Greater model complexity sounds attractive at first. But when does it become a problem?
That’s a valid question. In financial markets, we work with a relatively low signal-to-noise ratio meaning that genuine return signals are often weak and difficult to distinguish from random market fluctuations. It’s easy to find patterns in historical data that exist purely by chance.
That is the real risk: a model may look excellent in the past – but only because it has ‘learned’ coincidences that will not be repeated. This would be dangerous for investors because apparent predictive power would then disappear in the future.
That is why we discipline our models very strictly:
- Clear economic motivation: We start with a substantive hypothesis – not with an algorithm.
- Strict out-of-sample tests: A model must prove itself across different market phases.
- Transparency and monitoring: The machine learning signal is fully attributable and continuously monitored.
For us, complexity is only justified if it delivers stable added value.
What impact does this have on portfolio construction?

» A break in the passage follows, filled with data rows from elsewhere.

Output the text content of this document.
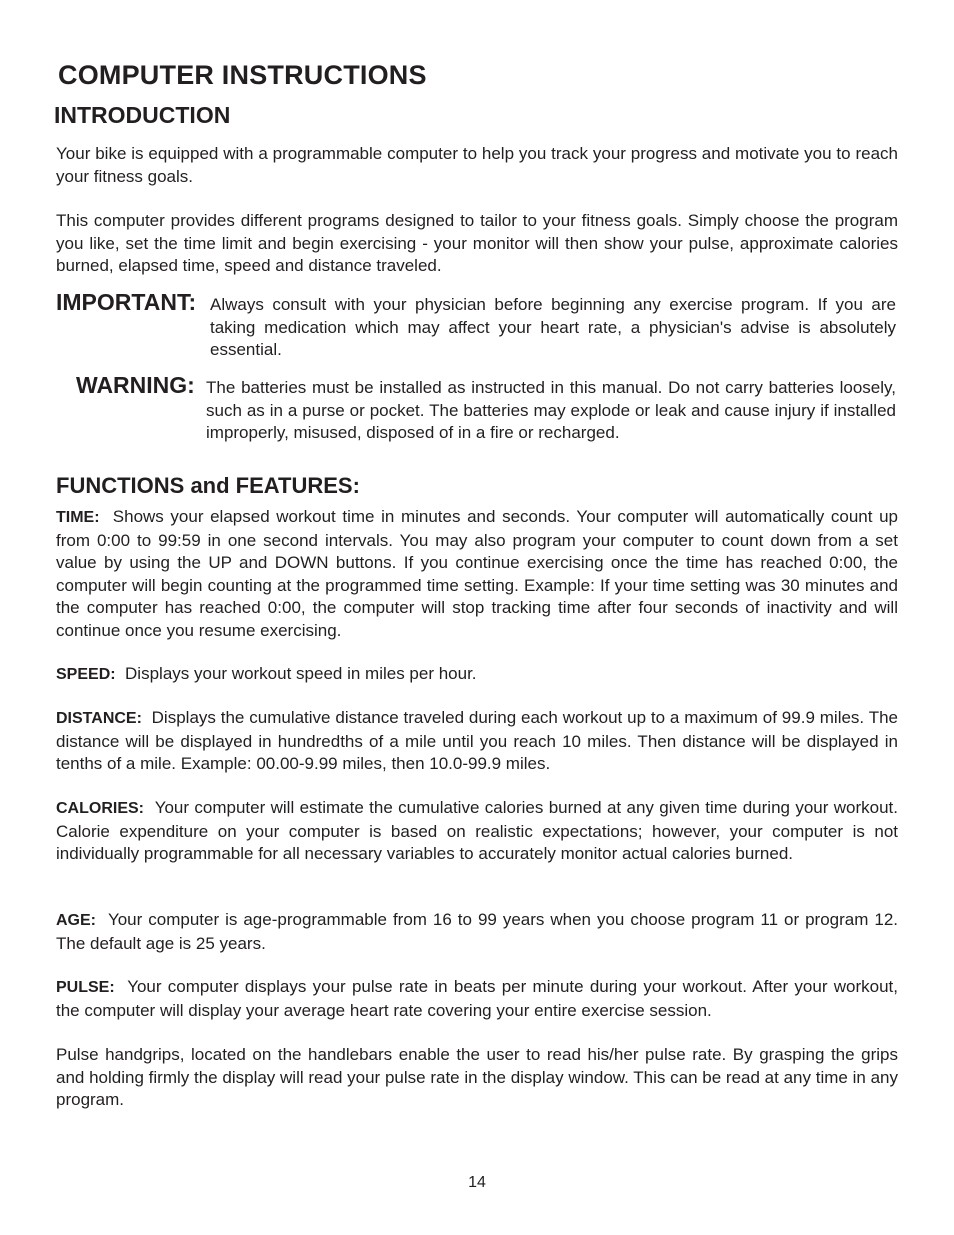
COMPUTER INSTRUCTIONS
INTRODUCTION

Your bike is equipped with a programmable computer to help you track your progress and motivate you to reach your fitness goals.

This computer provides different programs designed to tailor to your fitness goals. Simply choose the program you like, set the time limit and begin exercising - your monitor will then show your pulse, approximate calories burned, elapsed time, speed and distance traveled.

IMPORTANT: Always consult with your physician before beginning any exercise program. If you are taking medication which may affect your heart rate, a physician's advise is absolutely essential.

WARNING: The batteries must be installed as instructed in this manual. Do not carry batteries loosely, such as in a purse or pocket. The batteries may explode or leak and cause injury if installed improperly, misused, disposed of in a fire or recharged.

FUNCTIONS and FEATURES:

TIME: Shows your elapsed workout time in minutes and seconds. Your computer will automatically count up from 0:00 to 99:59 in one second intervals. You may also program your computer to count down from a set value by using the UP and DOWN buttons. If you continue exercising once the time has reached 0:00, the computer will begin counting at the programmed time setting. Example: If your time setting was 30 minutes and the computer has reached 0:00, the computer will stop tracking time after four seconds of inactivity and will continue once you resume exercising.

SPEED: Displays your workout speed in miles per hour.

DISTANCE: Displays the cumulative distance traveled during each workout up to a maximum of 99.9 miles. The distance will be displayed in hundredths of a mile until you reach 10 miles. Then distance will be displayed in tenths of a mile. Example: 00.00-9.99 miles, then 10.0-99.9 miles.

CALORIES: Your computer will estimate the cumulative calories burned at any given time during your workout. Calorie expenditure on your computer is based on realistic expectations; however, your computer is not individually programmable for all necessary variables to accurately monitor actual calories burned.

AGE: Your computer is age-programmable from 16 to 99 years when you choose program 11 or program 12. The default age is 25 years.

PULSE: Your computer displays your pulse rate in beats per minute during your workout. After your workout, the computer will display your average heart rate covering your entire exercise session.

Pulse handgrips, located on the handlebars enable the user to read his/her pulse rate. By grasping the grips and holding firmly the display will read your pulse rate in the display window. This can be read at any time in any program.

14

The most important change is that alpha becomes state-dependent meaning that expected returns vary depending on market conditions and company characteristics, rather than being constant across all environments. When correlations are non-linear, the reliability of forecasts also varies. Accordingly, we differentiate position sizes more strongly. Exposure should be scaled more heavily where the corrected alpha is robust and stable, and more cautiously where uncertainty is higher.
In addition, factor allocations can be made more flexible if it becomes apparent that certain premiums only work under certain conditions. If factor premiums depend on market regimes or interactions, static factor weights are suboptimal. Portfolio construction must therefore allow factor exposures and risk budgets to adjust over time.
Importantly, this does not lead to black-box optimisation. Risk, turnover and implementability remain clearly controlled.
Machine learning is not a replacement for the linear model – but a precise corrective.
Carsten Rother,
Co-Head of Research Forecasts
What misconception about machine learning do you encounter most often?
Many either expect a revolution or fear a black box. In our view, neither is true.
Stock markets are not a classic AI environment with huge amounts of data and clear patterns. Machine learning does not deliver miracles here, but rather gradual improvements.
The added value comes from a combination of economic structure, a disciplined research process and controlled integration – not from maximum complexity.
Summary
- Linear multi-factor models are robust and remain the foundation of quantitative equity strategies.
- Machine learning complements this approach in specific areas where correlations are not proportional: thresholds, interactions and state-dependent effects.
- Since 2018, Quoniam has been using this two-stage approach to systematically refine forecasts – transparently, disciplined and with a clear focus on stability.